Finkelstein is pretty insistent about the reach of the Lobby, saying it goes only so far as allowing the mistreatment of Palestinians, and that the rest is indeed the dog wagging the tail.
Is he just wrong on his facts? It's an aspect of him I have a hard time understanding. Same for Chomsky. They never explain, for example, the behavior of Congress. They restrict it to policymakers in the administrations.
Why should a professor invite another professor to his course at all? Being asked by a colleague to give a lecture is a high compliment. As a professor, I'd be offended if someone thought they should come lecture in my course. If I were a student, I'd be honored for the invitation. "I bore an unequal burden"? Prof. Kennedy, it would seem, was probably too generous.
How many Palestinians would Dershowitz invite if he taught a class on the Middle East?
I think it is Saban who said Saban is a one-issue advocate.
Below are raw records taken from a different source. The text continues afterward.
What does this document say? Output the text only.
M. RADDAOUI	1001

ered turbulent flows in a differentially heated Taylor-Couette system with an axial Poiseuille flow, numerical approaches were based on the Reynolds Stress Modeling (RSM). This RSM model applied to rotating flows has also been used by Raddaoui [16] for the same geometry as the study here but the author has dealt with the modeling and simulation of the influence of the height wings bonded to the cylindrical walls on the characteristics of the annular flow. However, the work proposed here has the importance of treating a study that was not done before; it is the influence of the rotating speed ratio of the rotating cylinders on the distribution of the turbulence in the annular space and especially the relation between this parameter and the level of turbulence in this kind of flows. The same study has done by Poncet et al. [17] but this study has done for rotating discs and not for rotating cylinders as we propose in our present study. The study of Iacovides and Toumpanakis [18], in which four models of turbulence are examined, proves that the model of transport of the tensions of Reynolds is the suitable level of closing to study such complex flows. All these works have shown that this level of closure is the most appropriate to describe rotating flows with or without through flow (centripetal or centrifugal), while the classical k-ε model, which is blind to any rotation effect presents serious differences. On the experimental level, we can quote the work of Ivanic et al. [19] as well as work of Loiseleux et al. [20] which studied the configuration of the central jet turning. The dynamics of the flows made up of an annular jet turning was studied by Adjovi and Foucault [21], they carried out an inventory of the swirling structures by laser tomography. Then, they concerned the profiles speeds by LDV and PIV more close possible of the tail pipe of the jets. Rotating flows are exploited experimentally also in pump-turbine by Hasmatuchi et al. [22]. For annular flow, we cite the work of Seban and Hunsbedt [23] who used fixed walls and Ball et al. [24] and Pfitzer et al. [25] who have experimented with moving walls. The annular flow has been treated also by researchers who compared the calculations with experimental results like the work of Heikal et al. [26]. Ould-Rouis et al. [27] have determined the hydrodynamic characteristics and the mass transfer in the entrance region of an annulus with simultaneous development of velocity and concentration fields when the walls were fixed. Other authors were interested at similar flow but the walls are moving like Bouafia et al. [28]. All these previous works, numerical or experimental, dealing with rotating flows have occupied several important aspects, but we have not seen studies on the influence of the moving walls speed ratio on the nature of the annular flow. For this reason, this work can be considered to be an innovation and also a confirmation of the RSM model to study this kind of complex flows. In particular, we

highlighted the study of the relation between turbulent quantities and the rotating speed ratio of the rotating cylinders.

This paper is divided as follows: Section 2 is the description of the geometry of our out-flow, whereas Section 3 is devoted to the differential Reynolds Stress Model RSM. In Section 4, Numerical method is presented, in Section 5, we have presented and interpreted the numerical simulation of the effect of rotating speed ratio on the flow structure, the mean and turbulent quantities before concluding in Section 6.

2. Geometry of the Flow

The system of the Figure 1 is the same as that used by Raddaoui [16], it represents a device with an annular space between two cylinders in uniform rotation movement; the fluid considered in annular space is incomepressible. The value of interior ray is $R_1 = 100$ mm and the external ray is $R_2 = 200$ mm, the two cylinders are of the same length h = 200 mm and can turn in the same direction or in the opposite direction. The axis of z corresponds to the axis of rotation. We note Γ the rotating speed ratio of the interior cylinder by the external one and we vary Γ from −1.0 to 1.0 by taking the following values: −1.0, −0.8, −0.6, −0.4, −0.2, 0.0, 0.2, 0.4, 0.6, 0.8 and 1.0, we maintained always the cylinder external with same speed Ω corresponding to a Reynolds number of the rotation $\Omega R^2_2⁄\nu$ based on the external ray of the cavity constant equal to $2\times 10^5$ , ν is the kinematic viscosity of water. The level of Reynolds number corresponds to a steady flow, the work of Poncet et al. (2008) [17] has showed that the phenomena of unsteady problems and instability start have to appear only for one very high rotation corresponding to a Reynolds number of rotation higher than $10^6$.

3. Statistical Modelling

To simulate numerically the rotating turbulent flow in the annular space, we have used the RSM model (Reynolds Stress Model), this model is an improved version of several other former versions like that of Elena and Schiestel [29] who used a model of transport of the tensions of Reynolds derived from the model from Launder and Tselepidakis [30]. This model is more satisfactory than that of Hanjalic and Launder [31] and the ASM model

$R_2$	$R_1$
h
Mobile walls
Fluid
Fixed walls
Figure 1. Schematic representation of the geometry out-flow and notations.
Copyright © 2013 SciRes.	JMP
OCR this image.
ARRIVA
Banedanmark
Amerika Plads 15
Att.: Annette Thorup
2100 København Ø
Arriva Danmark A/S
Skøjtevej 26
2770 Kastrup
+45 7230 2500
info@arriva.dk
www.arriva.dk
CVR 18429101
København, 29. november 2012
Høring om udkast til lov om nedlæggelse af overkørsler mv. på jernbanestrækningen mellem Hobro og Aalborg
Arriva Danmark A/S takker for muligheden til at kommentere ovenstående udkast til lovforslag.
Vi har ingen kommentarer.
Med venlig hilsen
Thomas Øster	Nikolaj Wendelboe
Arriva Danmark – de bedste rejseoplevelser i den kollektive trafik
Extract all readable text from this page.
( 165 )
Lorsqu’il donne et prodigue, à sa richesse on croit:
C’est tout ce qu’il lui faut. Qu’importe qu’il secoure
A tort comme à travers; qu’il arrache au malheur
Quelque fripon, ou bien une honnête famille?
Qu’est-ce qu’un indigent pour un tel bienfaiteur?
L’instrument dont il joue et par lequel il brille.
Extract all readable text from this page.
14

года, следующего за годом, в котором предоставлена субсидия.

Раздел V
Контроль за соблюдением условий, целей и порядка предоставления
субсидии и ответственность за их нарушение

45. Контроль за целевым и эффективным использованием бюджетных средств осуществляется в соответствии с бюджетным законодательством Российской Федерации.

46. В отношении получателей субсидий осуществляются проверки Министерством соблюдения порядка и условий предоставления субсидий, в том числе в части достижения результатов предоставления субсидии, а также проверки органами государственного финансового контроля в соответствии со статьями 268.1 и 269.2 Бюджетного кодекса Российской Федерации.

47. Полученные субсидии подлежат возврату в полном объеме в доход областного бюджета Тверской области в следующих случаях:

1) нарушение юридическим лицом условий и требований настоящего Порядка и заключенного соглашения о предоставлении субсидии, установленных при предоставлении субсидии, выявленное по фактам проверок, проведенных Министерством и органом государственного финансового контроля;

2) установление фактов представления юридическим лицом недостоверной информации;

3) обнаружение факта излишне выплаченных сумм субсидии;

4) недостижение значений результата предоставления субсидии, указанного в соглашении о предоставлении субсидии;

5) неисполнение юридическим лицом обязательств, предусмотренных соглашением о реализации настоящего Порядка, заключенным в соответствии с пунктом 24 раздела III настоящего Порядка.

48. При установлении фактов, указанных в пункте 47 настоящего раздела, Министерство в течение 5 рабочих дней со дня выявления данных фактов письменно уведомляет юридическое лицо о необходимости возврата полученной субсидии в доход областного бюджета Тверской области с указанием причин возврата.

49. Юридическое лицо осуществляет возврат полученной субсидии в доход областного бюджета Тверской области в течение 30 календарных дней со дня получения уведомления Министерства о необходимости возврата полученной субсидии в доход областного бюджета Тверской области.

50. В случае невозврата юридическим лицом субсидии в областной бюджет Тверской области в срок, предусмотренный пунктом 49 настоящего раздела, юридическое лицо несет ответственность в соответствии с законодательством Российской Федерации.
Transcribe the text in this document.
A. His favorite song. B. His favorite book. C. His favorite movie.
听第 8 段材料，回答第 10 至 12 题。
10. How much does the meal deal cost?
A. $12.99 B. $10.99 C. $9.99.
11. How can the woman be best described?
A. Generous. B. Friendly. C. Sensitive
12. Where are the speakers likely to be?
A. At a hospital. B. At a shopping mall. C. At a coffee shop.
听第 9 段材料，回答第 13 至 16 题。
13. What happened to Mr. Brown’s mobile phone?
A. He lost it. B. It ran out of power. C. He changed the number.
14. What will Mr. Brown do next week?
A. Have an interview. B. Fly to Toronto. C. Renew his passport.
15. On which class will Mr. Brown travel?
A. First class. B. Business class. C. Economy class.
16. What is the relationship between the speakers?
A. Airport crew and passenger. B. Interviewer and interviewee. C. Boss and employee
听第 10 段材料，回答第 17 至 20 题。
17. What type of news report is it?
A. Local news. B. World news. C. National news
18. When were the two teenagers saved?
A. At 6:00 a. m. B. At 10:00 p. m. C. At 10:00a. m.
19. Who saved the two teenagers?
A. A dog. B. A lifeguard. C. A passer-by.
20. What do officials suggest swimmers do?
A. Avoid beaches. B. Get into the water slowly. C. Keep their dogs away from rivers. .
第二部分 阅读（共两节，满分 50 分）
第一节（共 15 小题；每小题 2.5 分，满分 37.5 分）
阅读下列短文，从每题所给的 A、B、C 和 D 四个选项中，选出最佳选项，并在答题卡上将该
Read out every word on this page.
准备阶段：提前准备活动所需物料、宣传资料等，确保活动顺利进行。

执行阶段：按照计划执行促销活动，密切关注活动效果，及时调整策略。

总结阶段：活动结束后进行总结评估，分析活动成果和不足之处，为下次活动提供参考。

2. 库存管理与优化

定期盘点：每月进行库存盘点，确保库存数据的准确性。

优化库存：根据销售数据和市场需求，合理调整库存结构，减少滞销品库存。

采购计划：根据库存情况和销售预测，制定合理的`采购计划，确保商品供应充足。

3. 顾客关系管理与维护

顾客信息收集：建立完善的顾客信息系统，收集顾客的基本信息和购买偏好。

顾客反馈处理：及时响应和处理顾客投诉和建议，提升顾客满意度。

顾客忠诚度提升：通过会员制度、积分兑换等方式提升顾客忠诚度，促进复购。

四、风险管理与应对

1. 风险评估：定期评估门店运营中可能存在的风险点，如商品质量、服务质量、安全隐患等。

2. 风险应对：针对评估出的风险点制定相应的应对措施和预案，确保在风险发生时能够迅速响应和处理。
"I'm a one issue guy and my issue is Israel."
link to nytimes.com
It reminds me of the "Palestinian peace offensives" Finkelstein often discusses.
Can someone tell me, is "lawfare" a post-Goldstone report term?
As sympathetic as I am with Mearsheimer, and as compelling as I found the first part of his talk, I was uncomfortable with his usage of "righteous Jews" vs. "the New Afrikaners". It resonates badly, and conjures, for me, the categorization of Muslims by both sympathetic and non-sympathetic non-Muslims. Terms like "moderate" and "fundamentalist" and "liberal" are almost always labels from the outside, and Muslims tend to resent them, especially when they are ambivalent about the relevant issues. So I am not surprised that Jews would bristle at these groupings. Maybe there is something a little obnoxious about calling a segment of another group "righteous" as part of a taxonomy. If he's trying to make it "sticky" then he takes just a little sheen off his academic credibility for the sake of PR.
That said, I think trying to tie him to Father Coughlin is silly.
Paul Berman opened up with a blanket criticism of Edward Said, saying that with his influential book Orientialism Said had concocted an ideology that took all responsibility away from the Orient for their troubles. He also called Ibn Warraq a "major figure in the world of intellectuals". If Paul Berman thinks Ibn Warraq and Ayaan Hirsi Ali are important intellectuals, then just what are his standards?
He also pulled one of the cheapest shots you'll see lately. He was just appalled that Tariq Ramadan called Ayaan Hirsi Ali a racist (I'm not exactly sure he did) but that this was particularly reprehensible because of the murderer of Theo van Gogh threatened Hirsi Ali. This murderer belonged, to quote Berman, "a splinter of a splinter" of an so-called racist ideology going back to Sayyid Qutb. Now, Ramadan's father was an important publisher of Qutb, and as we know Ramadan is the grandson of Hasan al-Banna.
So according to Berman, it is just so, so ironic that Ramadan - whose grandpa and dad had something to do with a person whose writings were the inspiration for a splinter of a splinter who threatened the life of Ayaan Hirsi Ali - could possible call Ayaan Hirsi Ali a racist. By that logic, Ramadan would not be able to call Hirsi Ali anything. Shame on Ramadan for not taking all those degrees of association into account.
A new video with Paul Berman
link to youtube.com
It's a panel called Independent Voices on the Middle East.
No Arabs. Three American Jews. One Pakistani ex-Muslim.
I watched it all. Nasser lays out the moral issues and double standards with sincerity. He doesn't pull punches on Hamas either.
Don't know why my username appeared that way, sorry.
I've followed this site for a while now, first comment. Berman is actually breathtakingly simple-minded on Islam. His attempts to put Islamism on the couch, and Ramadan in particular, gall someone like me. Phil is right to turn the question around on Berman.